En attendant qu'un cinématographe ne daigne passer à Nouméa, les Néo-Calédoniens doivent se contenter des concerts des "Enfants de Paris" qui pendant des mois animent la vie nouméenne. Pourtant, à peine quelques jours après l'annonce précédente, La France australe consacre un article en première page au sujet de celui qui est censé présenter un cinématographique Lumière, Marius Sestier.

LE CINÉMATOGRAPHE
Parmi les passagers du "Polynésien" nous signalerons d'une manière toute spéciale l'arrivée à Nouméa de M. Sestier, représentant de MM. Auguste et Louis Lumière de Lyon, les inventeurs de cet ingénieux appareil que l'on nomme le Cinématographe.
Ce curieux instument permet non seulement d'enregistrer par la photographie toutes les scènes animées les plus variées, sans omettre aucun des mouvements qu'elles comportent, mais encore de les reproduire fidèlement, de grandeur naturelle, en les projetant sur un écran, les rendant ainsi visibles pour toute une assemblée de spectateurs.
Grâce aux progrès réalisés on a donc pu arriver à produire des photographies d'une fidélité scrupuleuse qui, dosposées dans des appareils d'une rare perfection, donnent l'illusion parfaite de la vie. Le Cinématographe de MM. Lumière et fils est une véritable merveille qui a fait l'admiration des passagers du "Polynésien".
Le Cinématographe permet de reproduire des scènes où l'on voit des rues entières ou des places publiques avec tout leur mouvement de piétons, voitures, tramways, etc., et l'illusion du mouvement dans les épreuves agrandies est telle que les scènes projetées sont d'une réalité saisissante.
M. Sestier compte séjourner quelque temps à Nouméa où, très certainement, le Cinématographe fera sensation.

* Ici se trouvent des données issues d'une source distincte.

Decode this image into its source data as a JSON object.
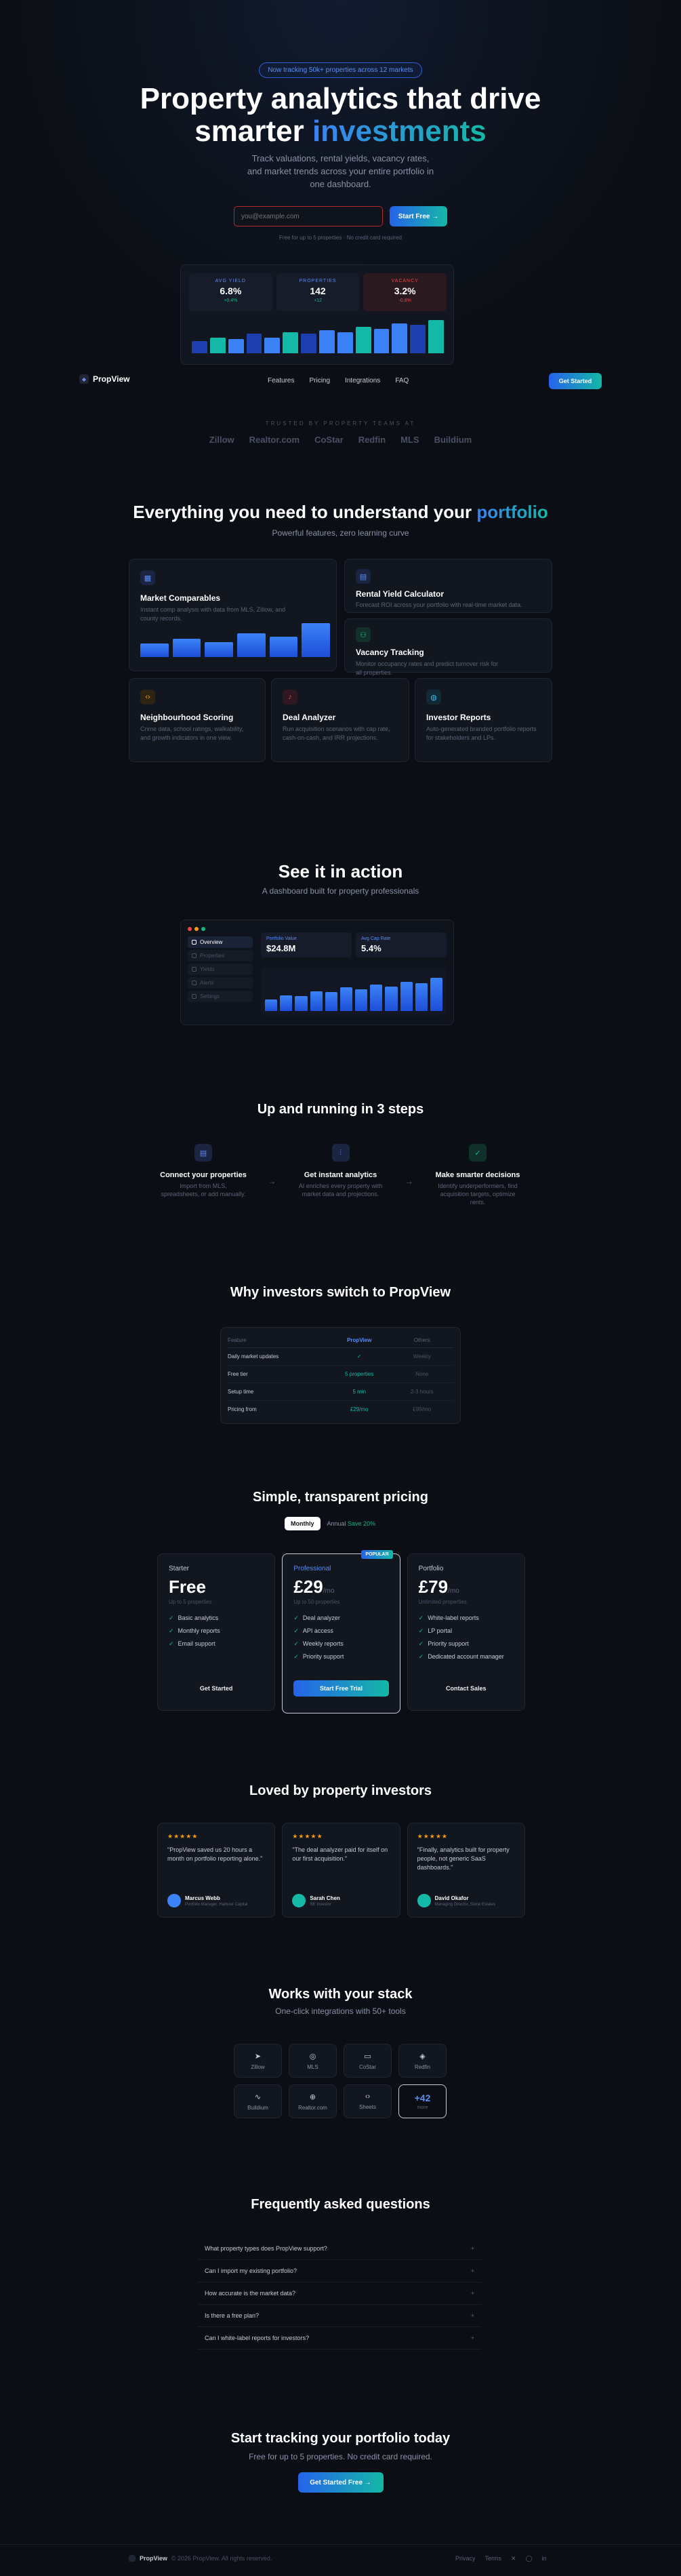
{
  "hero": {
    "badge": "Now tracking 50k+ properties across 12 markets",
    "title_part1": "Property analytics that drive",
    "title_part2": "smarter",
    "title_accent": "investments",
    "subtitle": "Track valuations, rental yields, vacancy rates, and market trends across your entire portfolio in one dashboard.",
    "email_placeholder": "you@example.com",
    "cta": "Start Free →",
    "note": "Free for up to 5 properties · No credit card required"
  },
  "preview": {
    "stats": [
      {
        "label": "AVG YIELD",
        "value": "6.8%",
        "delta": "+0.4%",
        "color": "#10b981"
      },
      {
        "label": "PROPERTIES",
        "value": "142",
        "delta": "+12",
        "color": "#10b981"
      },
      {
        "label": "VACANCY",
        "value": "3.2%",
        "delta": "-0.8%",
        "color": "#ef4444"
      }
    ],
    "bars": [
      0.35,
      0.45,
      0.4,
      0.55,
      0.45,
      0.6,
      0.55,
      0.65,
      0.6,
      0.75,
      0.7,
      0.85,
      0.8,
      0.95
    ]
  },
  "nav": {
    "logo": "PropView",
    "links": [
      "Features",
      "Pricing",
      "Integrations",
      "FAQ"
    ],
    "cta": "Get Started"
  },
  "trusted": {
    "label": "TRUSTED BY PROPERTY TEAMS AT",
    "logos": [
      "Zillow",
      "Realtor.com",
      "CoStar",
      "Redfin",
      "MLS",
      "Buildium"
    ]
  },
  "features": {
    "title_main": "Everything you need to understand your",
    "title_accent": "portfolio",
    "subtitle": "Powerful features, zero learning curve",
    "items": [
      {
        "name": "Market Comparables",
        "desc": "Instant comp analysis with data from MLS, Zillow, and county records."
      },
      {
        "name": "Rental Yield Calculator",
        "desc": "Forecast ROI across your portfolio with real-time market data."
      },
      {
        "name": "Vacancy Tracking",
        "desc": "Monitor occupancy rates and predict turnover risk for all properties."
      },
      {
        "name": "Neighbourhood Scoring",
        "desc": "Crime data, school ratings, walkability, and growth indicators in one view."
      },
      {
        "name": "Deal Analyzer",
        "desc": "Run acquisition scenarios with cap rate, cash-on-cash, and IRR projections."
      },
      {
        "name": "Investor Reports",
        "desc": "Auto-generated branded portfolio reports for stakeholders and LPs."
      }
    ],
    "bars": [
      0.4,
      0.55,
      0.45,
      0.7,
      0.6,
      1.0
    ]
  },
  "demo": {
    "title": "See it in action",
    "subtitle": "A dashboard built for property professionals",
    "menu": [
      "Overview",
      "Properties",
      "Yields",
      "Alerts",
      "Settings"
    ],
    "stats": [
      {
        "label": "Portfolio Value",
        "value": "$24.8M"
      },
      {
        "label": "Avg Cap Rate",
        "value": "5.4%"
      }
    ],
    "bars": [
      0.3,
      0.4,
      0.38,
      0.5,
      0.48,
      0.6,
      0.55,
      0.68,
      0.62,
      0.75,
      0.7,
      0.85
    ]
  },
  "steps": {
    "title": "Up and running in 3 steps",
    "items": [
      {
        "name": "Connect your properties",
        "desc": "Import from MLS, spreadsheets, or add manually."
      },
      {
        "name": "Get instant analytics",
        "desc": "AI enriches every property with market data and projections."
      },
      {
        "name": "Make smarter decisions",
        "desc": "Identify underperformers, find acquisition targets, optimize rents."
      }
    ]
  },
  "compare": {
    "title": "Why investors switch to PropView",
    "headers": [
      "Feature",
      "PropView",
      "Others"
    ],
    "rows": [
      [
        "Daily market updates",
        "✓",
        "Weekly"
      ],
      [
        "Free tier",
        "5 properties",
        "None"
      ],
      [
        "Setup time",
        "5 min",
        "2-3 hours"
      ],
      [
        "Pricing from",
        "£29/mo",
        "£99/mo"
      ]
    ]
  },
  "pricing": {
    "title": "Simple, transparent pricing",
    "toggle_monthly": "Monthly",
    "toggle_annual": "Annual",
    "save": "Save 20%",
    "plans": [
      {
        "name": "Starter",
        "price": "Free",
        "period": "",
        "desc": "Up to 5 properties",
        "features": [
          "Basic analytics",
          "Monthly reports",
          "Email support"
        ],
        "cta": "Get Started",
        "featured": false
      },
      {
        "name": "Professional",
        "price": "£29",
        "period": "/mo",
        "desc": "Up to 50 properties",
        "features": [
          "Deal analyzer",
          "API access",
          "Weekly reports",
          "Priority support"
        ],
        "cta": "Start Free Trial",
        "featured": true,
        "badge": "POPULAR"
      },
      {
        "name": "Portfolio",
        "price": "£79",
        "period": "/mo",
        "desc": "Unlimited properties",
        "features": [
          "White-label reports",
          "LP portal",
          "Priority support",
          "Dedicated account manager"
        ],
        "cta": "Contact Sales",
        "featured": false
      }
    ]
  },
  "testimonials": {
    "title": "Loved by property investors",
    "stars": "★★★★★",
    "items": [
      {
        "quote": "\"PropView saved us 20 hours a month on portfolio reporting alone.\"",
        "name": "Marcus Webb",
        "role": "Portfolio Manager, Harbour Capital",
        "color": "#3b82f6"
      },
      {
        "quote": "\"The deal analyzer paid for itself on our first acquisition.\"",
        "name": "Sarah Chen",
        "role": "RE Investor",
        "color": "#14b8a6"
      },
      {
        "quote": "\"Finally, analytics built for property people, not generic SaaS dashboards.\"",
        "name": "David Okafor",
        "role": "Managing Director, Stone Estates",
        "color": "#14b8a6"
      }
    ]
  },
  "integrations": {
    "title": "Works with your stack",
    "subtitle": "One-click integrations with 50+ tools",
    "items": [
      {
        "name": "Zillow",
        "icon": "➤"
      },
      {
        "name": "MLS",
        "icon": "◎"
      },
      {
        "name": "CoStar",
        "icon": "▭"
      },
      {
        "name": "Redfin",
        "icon": "◈"
      },
      {
        "name": "Buildium",
        "icon": "∿"
      },
      {
        "name": "Realtor.com",
        "icon": "⊕"
      },
      {
        "name": "Sheets",
        "icon": "‹›"
      }
    ],
    "more_count": "+42",
    "more_label": "more"
  },
  "faq": {
    "title": "Frequently asked questions",
    "items": [
      "What property types does PropView support?",
      "Can I import my existing portfolio?",
      "How accurate is the market data?",
      "Is there a free plan?",
      "Can I white-label reports for investors?"
    ]
  },
  "final_cta": {
    "title": "Start tracking your portfolio today",
    "subtitle": "Free for up to 5 properties. No credit card required.",
    "cta": "Get Started Free →"
  },
  "footer": {
    "logo": "PropView",
    "copyright": "© 2026 PropView. All rights reserved.",
    "links": [
      "Privacy",
      "Terms"
    ]
  }
}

La France australe, Nouméa, 30 septembre 1896, p. 1.

Tout est donc prêt pour que tout Nouméa découvre le merveilleux appareil... Mais voilà, Marius Sestier va finalement renoncer à présenter son cinématographe Lumière et se rend directement en Australie. En atendant que quelqu'un veuille bien passer par la Nouvelle-Calédonie avec un appareil de projection, le chanteur comique et monologuiste Steintwal anime les soirées nouméennes (La France australe, Nouméa, 13 janvier 1897), sans oublier bien sûr les "Enfants de Paris".

Bibliographie

La France australe, Nouméa, 1896-1906 BNF.

Martin-Jones Tony, The first projected motion pictures in New Caledonia, 2011-2013.